Ich weiß gar nicht, wie lange ich jetzt schon Gesangsstunden nehme. 5 oder 6 Jahre vielleicht? Und es verändern sich immer noch Sachen, teilweise auch ganz überraschende. Meine Artikulation hat sich vor einem guten Jahr enorm verbessert, das war ungefähr zeitgleich mit dem Beginn meiner Italienischstunden. Für Italienisch benötigt man eine ganz andere Mundbeweglichkeit und Lippenspannung als für Deutsch und Englisch, und wenn ich daran denke, diese Beweglichkeit und Spannung zu nutzen, profitiert mein Gesang davon enorm. Ganz durch Zufall fanden wir neulich heraus, dass ich auch das Pfeifregister ganz gut nutzen kann, was für mich keinen Wert an sich darstellt (weil ich den Klang nicht mag) aber dazu führte, dass ich meiner Kopfstimme jetzt viel sicherer bin und Wechsel zwischen Brust und Kopf nun ganz mühelos verlaufen - interessanterweise nur in diese eine Richtung, von Kopf zu Brust nicht so mühelos.

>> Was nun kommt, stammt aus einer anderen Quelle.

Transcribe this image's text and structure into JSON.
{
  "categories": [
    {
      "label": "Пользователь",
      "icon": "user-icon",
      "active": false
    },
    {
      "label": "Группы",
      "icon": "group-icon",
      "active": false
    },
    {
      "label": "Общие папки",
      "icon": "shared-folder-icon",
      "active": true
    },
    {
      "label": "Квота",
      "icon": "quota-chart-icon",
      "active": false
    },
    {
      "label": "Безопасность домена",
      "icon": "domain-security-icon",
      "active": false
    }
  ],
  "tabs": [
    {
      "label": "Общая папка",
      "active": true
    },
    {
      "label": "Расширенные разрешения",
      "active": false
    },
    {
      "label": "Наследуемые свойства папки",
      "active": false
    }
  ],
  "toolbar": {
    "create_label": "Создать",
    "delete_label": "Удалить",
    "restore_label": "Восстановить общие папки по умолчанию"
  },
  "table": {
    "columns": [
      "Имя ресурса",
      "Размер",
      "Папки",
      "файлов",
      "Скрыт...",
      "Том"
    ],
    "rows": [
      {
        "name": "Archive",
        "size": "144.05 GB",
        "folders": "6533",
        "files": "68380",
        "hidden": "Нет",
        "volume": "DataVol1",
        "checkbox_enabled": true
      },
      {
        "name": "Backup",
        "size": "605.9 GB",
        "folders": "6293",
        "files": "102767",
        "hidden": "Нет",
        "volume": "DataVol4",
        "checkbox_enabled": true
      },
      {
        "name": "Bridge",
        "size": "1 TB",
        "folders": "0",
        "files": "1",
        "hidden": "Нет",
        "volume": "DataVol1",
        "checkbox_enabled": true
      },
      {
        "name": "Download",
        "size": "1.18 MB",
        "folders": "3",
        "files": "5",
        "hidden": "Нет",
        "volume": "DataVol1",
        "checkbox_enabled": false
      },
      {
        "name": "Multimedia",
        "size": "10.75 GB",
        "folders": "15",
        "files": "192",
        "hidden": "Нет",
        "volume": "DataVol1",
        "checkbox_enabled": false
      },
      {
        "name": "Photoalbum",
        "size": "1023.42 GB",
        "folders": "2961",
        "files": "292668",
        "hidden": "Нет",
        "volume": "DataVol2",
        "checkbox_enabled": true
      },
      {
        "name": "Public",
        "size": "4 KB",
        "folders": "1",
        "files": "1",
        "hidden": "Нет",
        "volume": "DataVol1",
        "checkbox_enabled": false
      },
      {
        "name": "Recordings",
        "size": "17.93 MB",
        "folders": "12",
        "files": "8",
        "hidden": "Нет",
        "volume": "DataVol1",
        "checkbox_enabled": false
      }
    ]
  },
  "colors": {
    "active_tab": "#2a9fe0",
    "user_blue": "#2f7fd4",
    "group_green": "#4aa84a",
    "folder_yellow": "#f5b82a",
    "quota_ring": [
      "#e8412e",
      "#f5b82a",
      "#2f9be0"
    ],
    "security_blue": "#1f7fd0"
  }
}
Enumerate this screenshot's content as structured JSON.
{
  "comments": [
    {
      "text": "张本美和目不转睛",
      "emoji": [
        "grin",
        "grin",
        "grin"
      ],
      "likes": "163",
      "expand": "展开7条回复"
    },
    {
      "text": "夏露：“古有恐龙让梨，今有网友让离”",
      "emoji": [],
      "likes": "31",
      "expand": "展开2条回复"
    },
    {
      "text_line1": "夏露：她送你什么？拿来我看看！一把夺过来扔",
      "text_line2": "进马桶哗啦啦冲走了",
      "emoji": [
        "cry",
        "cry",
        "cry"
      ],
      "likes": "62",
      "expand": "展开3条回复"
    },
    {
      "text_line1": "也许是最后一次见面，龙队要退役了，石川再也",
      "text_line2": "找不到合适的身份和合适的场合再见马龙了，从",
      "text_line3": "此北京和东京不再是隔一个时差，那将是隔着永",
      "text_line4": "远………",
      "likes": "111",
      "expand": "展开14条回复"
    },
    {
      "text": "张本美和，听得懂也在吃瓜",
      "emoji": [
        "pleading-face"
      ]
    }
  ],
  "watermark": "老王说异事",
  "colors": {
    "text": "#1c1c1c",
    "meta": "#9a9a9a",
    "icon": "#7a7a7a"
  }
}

Wenn ich im Alltag irgendwas singe - Happy Birthday im Büro z.B. - denke ich an all das natürlich nicht. So ganz langsam komme ich aber dahin, dass manche Dinge automatisch ablaufen, ohne dass ich daran denken muss, ich bin dann selbst immer ganz überrascht vom Klang meiner Stimme. Und ich bin gespannt, was sich da noch tut.